Program Validation by Symbolic and Reverse Execution

Bounded Lazier Initialization for Reasonably Terminating Symbolic Execution and

Dynamic Reverse-Code Generation for Memory-Efficient Reverse Execution

by Jooyong Lee


Abstract

Program validation is one of the most crucial tasks during program development since programs should conform to programmers' requirements. (We approach validation from programmers' perspective rather than from customers' perspective.) To this end, one is often required to formulate requirements into formal specifications and analyze a given program against these specifications until no error is detected; if an error is detected, its cause must be located and fixed.

In this dissertation, we present applications of symbolic execution and reverse execution that can help program validation; symbolic execution is used to detect errors and reverse execution is used to locate errors.
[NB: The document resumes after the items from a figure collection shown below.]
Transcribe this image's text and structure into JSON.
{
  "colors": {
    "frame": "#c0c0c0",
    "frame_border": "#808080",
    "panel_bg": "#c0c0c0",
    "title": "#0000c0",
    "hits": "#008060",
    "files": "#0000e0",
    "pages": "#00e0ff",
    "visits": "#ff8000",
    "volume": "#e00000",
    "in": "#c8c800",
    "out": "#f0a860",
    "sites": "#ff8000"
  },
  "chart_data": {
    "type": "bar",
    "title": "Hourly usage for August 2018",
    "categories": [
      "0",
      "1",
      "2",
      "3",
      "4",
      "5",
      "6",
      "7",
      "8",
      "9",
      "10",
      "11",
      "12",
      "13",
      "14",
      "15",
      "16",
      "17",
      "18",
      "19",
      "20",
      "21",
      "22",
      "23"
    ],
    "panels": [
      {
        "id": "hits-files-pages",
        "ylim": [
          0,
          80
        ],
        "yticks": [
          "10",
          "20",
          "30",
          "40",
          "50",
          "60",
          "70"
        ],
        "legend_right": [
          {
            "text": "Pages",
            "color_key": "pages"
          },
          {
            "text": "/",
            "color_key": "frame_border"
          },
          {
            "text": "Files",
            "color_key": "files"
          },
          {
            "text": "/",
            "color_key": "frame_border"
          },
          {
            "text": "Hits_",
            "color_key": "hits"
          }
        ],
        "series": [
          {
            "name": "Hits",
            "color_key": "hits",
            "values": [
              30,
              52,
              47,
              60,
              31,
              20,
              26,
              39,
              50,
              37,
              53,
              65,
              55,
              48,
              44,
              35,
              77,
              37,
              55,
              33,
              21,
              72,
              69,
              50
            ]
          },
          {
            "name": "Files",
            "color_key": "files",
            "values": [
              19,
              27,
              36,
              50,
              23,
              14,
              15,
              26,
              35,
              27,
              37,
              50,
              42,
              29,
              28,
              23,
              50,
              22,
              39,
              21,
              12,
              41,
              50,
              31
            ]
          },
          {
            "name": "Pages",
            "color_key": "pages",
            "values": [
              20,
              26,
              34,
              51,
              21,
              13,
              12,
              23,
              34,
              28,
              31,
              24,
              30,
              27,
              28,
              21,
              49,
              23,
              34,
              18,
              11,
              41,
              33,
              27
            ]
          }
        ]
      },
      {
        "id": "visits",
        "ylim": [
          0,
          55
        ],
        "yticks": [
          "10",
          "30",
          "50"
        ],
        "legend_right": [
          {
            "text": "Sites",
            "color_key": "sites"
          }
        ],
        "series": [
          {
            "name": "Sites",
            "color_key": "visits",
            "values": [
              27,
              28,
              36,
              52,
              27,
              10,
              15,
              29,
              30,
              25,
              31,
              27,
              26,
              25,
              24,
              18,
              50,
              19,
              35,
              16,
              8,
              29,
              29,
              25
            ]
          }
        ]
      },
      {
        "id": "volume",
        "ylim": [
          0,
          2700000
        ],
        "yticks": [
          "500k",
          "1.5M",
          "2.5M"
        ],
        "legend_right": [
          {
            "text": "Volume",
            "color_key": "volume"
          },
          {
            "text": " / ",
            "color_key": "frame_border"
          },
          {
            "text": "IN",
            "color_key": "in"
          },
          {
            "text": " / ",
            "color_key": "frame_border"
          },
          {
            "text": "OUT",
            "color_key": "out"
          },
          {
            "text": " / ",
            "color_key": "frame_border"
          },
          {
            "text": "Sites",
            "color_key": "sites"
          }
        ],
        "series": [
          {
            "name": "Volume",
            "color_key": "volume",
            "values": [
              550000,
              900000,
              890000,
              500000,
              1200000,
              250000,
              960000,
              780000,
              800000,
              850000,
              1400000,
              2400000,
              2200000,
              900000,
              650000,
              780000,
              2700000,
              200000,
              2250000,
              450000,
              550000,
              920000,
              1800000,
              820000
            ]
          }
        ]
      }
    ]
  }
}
We review symbolic execution used for program testing and proving to recall two main difficulties in performing symbolic execution, namely (1) handling heap-allocated pointer-data structures and (2) dealing with a potentially infinite number of symbolic execution paths. We extend symbolic execution to address these problems. To handle heap-allocated pointer-data structures, ``lazier initialization'', which is an improvement over lazy initialization, is introduced and compared with the existing methods. To deal with a potentially infinite number of symbolic execution paths without requiring loop invariants, the size of input is bounded during symbolic execution. In particular, an algorithm to bound the size of arbitrary pointer-data structures is combined with lazier initialization. This bounded lazier initialization helps symbolic execution to terminate, providing a user with relatively high confidence in a given program.

Meanwhile, we also review reverse execution used for program debugging and the backtracking of explicit-state model checking to observe that reverse execution has been evolved to reduce its memory usage. We point out that the most memory-efficient way to perform reverse execution, the reverse-code generation method based on static analysis, may not be applicable to non-deterministic programs such as multi-threaded programs. We introduce our own reverse-code generation method based on dynamic analysis to address this problem.

We provide the experimental result to show that our bounded lazier initialization is fast enough to detect all possible errors existing within a bounded domain. We also provide a case study of our dynamic reverse-code generation method to show its memory-efficiency.